Author: Sally Frampton
Publisher: Springer
Published: 2018-12-30
Total Pages: 277
ISBN-13: 3319789341
DOWNLOAD EBOOKThis open access book looks at the dramatic history of ovariotomy, an operation to remove ovarian tumours first practiced in the early nineteenth century. Bold and daring, surgeons who performed it claimed to be initiating a new era of surgery by opening the abdomen. Ovariotomy soon occupied a complex position within medicine and society, as an operation which symbolised surgical progress, while also remaining at the boundaries of ethical acceptability. This book traces the operation’s innovation, from its roots in eighteenth-century pathology, through the denouncement of those who performed it as ‘belly-rippers’, to its rapid uptake in the 1880s, when ovariotomists were accused of over-operating. Throughout the century, the operation was never a hair’s breadth from controversy.
Author: R.D. Semba
Publisher: Karger Medical and Scientific Publishers
Published: 2013-07-01
Total Pages: 224
ISBN-13: 331802189X
DOWNLOAD EBOOKThis book shows how vitamin A deficiency – before the vitamin was known to scientists – affected millions of people throughout history. It is a story of sailors and soldiers, penniless mothers, orphaned infants, and young children left susceptible to blindness and fatal infections. We also glimpse the fortunate ones who, with ample vitamin A-rich food, escaped this elusive stalker. Why were people going blind and dying? To unravel this puzzle, scientists around the world competed over the course of a century.
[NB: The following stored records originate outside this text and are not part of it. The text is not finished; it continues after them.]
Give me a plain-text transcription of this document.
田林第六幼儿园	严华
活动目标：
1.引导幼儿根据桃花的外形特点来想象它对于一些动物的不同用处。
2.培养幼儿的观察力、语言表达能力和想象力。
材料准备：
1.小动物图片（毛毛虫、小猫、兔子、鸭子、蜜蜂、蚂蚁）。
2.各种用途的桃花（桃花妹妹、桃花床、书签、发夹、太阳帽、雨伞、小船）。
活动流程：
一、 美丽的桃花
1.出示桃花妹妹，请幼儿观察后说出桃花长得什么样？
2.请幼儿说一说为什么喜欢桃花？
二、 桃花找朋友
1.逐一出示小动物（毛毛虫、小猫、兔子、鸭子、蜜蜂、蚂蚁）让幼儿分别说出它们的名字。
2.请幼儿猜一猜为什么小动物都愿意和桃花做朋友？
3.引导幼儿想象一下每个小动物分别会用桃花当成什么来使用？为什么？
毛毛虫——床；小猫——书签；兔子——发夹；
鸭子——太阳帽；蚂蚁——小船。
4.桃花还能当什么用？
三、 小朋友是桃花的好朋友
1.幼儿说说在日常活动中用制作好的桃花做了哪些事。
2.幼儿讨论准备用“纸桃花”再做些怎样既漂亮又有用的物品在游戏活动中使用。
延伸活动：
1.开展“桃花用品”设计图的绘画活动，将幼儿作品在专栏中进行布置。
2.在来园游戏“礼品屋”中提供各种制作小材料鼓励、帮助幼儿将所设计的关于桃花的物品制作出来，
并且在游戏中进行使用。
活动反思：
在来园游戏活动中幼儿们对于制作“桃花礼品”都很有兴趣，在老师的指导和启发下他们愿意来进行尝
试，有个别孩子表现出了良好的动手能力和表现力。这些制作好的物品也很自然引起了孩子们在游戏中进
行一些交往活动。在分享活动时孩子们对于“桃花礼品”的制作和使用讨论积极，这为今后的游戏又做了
Their persistent efforts led to the identification of vitamin A and its essential role in health. As a primary focus of today’s international public health efforts, vitamin A has saved hundreds of thousands of lives. But, we discover, they could save many more were it not for obstacles erected by political and ideological zealots who lack a historical perspective of the problem. Although exhaustively researched and documented, this book is written for intellectually curious lay readers as well as for specialists. Public health professionals, nutritionists, and historians of science and medicine have much to learn from this book about the cultural and scientific origins of their disciplines. Likewise, readers interested in military and cultural history will learn about the interaction of health, society, science, and politics. The author’s presentation of vitamin A deficiency is likely to become a classic case study of health disparities in the past as well as the present.